I am currently working at a startup specializing in Computer Vision using Deep Learning.
My contributions include:
1. Deep Learning Model Training and Optimization: Led the training and fine-tuning of advanced deep learning models to significantly enhance capabilities in image selection, image editing, and image sharing, resulting in marked improvements in model accuracy and overall application functionality
2. Backend Development and Architecture: Spearheaded the design and implementation of the Python Backend Desktop Applications for Image Culling, Editing and Share, from inception, ensuring robust performance, scalability, and maintainability across three OS namely as Windows, Silicon Mac and Intel Mac. Desktop Applications available at https://algomage.com/downloads.
This involved:
One Shot Video Object Segmentation (OSVOS)
Implemented a Video Object Segmentation Model, OSVOS, using Pytorch library in Python. The model takes the first frame as a reference to the object for which a segmentation mask has to be generated in all the succeeding frames. The challenges are that the object of interest might undergo deformation, occlusion, or it could be changed in appearance, etc.,
https://github.com/nitishsaDire/osvos
Visual Object Tracking (VOT)
This project aims to track an object marked using a bounding box in the first frame throughout the video. A Siamese-based architecture is used that finds the patch in the input frame which is most similar to the template description of the object of interest in the first frame. Once a similar patch has been found it is passed to a Region Proposal Network.
https://github.com/nitishsaDire/VOT SIAMRPN
Image Segmentation
In this project generates an object mask for the image with categories of objects defined. Image Segmentation is basically assigning a label to each pixel of the input image. A UNET architecture with ResNet-34 backbone is used for implementation.
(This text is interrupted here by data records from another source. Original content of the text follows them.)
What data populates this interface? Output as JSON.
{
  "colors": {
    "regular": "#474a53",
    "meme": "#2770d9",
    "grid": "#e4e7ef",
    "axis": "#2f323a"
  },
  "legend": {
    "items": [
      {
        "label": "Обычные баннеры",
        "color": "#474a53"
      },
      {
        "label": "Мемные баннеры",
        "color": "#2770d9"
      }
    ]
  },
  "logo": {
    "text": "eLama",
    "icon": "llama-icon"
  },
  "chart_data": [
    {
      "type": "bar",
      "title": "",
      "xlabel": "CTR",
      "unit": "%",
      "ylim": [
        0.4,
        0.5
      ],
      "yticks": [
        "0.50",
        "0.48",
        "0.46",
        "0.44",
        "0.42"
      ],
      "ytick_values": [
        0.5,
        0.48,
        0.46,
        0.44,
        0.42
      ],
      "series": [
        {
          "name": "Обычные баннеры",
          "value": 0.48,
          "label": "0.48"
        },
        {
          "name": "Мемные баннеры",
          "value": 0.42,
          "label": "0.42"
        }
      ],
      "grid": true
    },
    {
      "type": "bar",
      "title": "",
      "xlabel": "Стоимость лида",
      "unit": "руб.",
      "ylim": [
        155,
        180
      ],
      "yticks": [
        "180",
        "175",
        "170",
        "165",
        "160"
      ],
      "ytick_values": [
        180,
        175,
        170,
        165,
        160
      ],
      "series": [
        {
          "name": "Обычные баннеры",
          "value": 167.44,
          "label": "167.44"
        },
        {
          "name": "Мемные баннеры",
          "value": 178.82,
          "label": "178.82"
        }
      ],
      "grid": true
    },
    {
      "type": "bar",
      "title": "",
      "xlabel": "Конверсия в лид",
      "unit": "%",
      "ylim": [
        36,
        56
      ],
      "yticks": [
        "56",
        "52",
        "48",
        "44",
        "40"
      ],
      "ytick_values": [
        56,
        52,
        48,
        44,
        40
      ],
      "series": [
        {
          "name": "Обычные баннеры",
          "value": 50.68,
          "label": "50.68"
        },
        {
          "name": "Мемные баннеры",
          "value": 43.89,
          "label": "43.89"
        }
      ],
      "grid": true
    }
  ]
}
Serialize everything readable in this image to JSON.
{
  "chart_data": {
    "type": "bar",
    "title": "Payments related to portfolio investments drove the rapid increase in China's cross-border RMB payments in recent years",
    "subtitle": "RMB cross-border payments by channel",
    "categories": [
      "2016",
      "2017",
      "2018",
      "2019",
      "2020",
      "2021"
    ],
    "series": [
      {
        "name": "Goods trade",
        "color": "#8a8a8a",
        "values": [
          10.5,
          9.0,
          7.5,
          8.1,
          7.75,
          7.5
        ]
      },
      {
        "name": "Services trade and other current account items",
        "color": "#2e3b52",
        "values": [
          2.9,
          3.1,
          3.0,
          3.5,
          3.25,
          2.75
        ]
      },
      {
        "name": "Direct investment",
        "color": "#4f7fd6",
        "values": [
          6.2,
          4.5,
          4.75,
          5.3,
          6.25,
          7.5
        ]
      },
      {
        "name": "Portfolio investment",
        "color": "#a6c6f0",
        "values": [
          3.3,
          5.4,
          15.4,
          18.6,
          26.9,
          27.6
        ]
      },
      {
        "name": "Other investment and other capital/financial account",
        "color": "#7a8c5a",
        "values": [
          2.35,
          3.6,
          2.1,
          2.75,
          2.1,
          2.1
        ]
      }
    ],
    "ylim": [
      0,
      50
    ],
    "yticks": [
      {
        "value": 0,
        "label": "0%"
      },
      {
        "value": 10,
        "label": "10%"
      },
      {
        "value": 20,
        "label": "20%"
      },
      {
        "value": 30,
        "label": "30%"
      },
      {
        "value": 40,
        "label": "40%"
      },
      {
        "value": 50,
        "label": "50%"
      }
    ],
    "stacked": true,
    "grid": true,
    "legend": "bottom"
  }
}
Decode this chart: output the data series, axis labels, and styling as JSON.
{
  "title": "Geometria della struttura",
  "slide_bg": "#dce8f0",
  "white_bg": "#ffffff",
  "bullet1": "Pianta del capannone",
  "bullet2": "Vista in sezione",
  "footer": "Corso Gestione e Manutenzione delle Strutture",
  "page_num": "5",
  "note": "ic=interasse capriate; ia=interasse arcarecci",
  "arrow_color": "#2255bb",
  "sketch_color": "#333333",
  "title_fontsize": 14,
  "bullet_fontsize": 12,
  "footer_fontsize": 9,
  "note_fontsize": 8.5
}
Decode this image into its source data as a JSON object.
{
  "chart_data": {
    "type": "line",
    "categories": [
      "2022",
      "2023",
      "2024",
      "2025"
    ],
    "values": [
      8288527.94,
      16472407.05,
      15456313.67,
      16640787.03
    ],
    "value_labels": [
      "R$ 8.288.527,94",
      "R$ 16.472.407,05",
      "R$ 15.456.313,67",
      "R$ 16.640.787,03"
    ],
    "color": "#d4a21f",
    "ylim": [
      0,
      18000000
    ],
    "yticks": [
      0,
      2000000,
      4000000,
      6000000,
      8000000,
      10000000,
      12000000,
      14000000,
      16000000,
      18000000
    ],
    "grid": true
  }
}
https://github.com/nitishsaDire/imagesegmentation
Video Classification
This project classifies a video in some predefined categories. ResNet is used for feature extraction of a frame and LSTM is used to use temporal information among the frames. Datasets used are UCF-50 and UCF-11.
https://github.com/nitishsaDire/videoClassification
M.Tech project
I have worked on a project of blockchain. Blockchain mainly solved the problem of building consensus among groups of agents without any central authority, so the underlying network is peer-to-peer. The work is mainly on ethereum blockchain, with the implementation of smart contracts for multi-armed bandit problems and their deployment on the blockchain.
I hereby declare that the information written above is correct to the best of my knowledge.